Rupertpenrysmistress · 10/05/2022 21:55
I understand counselling is tough. Have you ever had success resolving any issues with it? I am sure you know how bad alcohol is for your MH. I found I was short tempered and anxious when drinking so didn't have it in me to address any issues.
Since quitting I can see things alot more clearly. That way I guess counselling would perhaps be more effective as you would be truly present. You owe this to your children but you know that. This is what has encouraged me to stay sober.

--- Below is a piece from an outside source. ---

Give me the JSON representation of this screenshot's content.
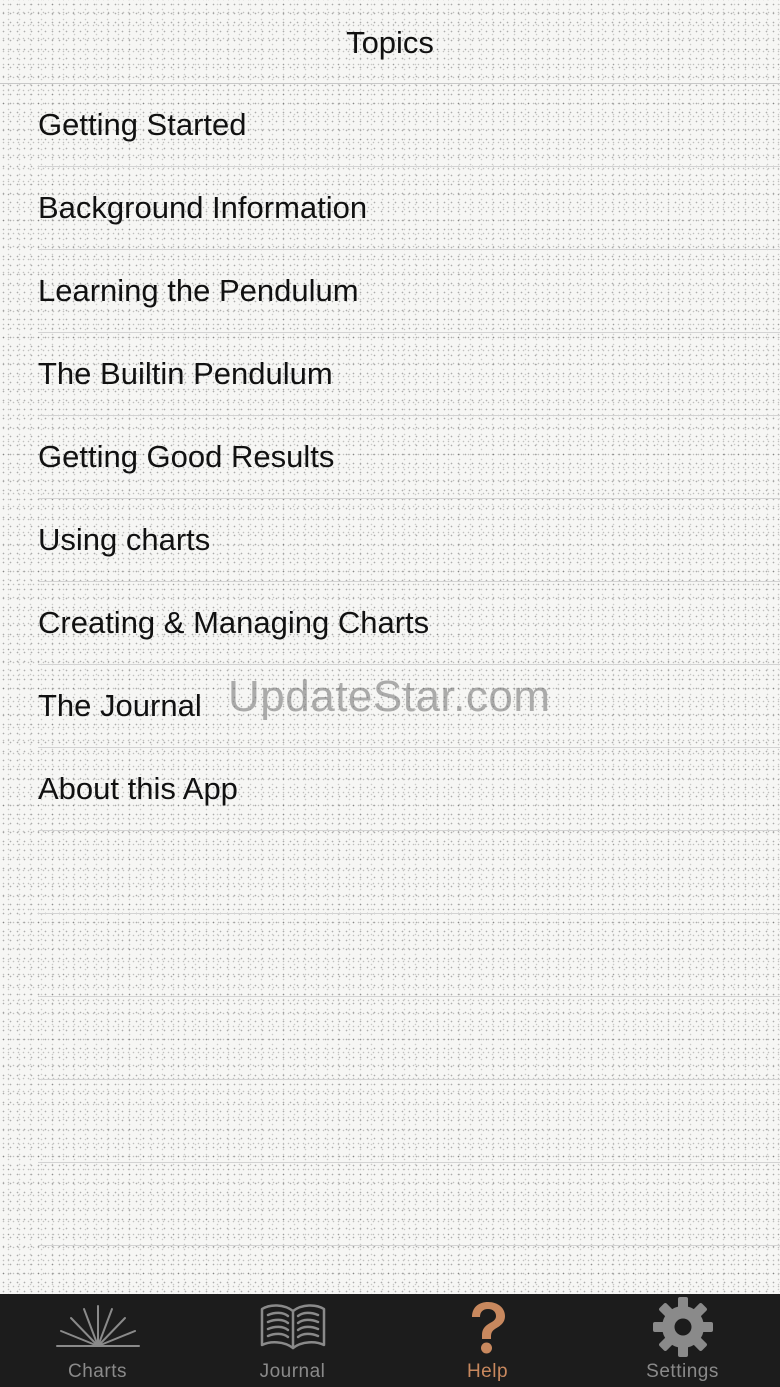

WTF475878237NC · 19/05/2022 01:56
Have you ever had EMDR with a clinical psychologist? It is effective for substance misuse difficulties. It involves processing the past without unpicking it in the way you do in traditional talking therapies. Some people find it more palatable especially where there has been past trauma
orion678 · 21/05/2022 07:24
I will look into this, thank you. A friend is having EMDR and finds it very effective, but somehow it didn't occur to me to look into this for myself!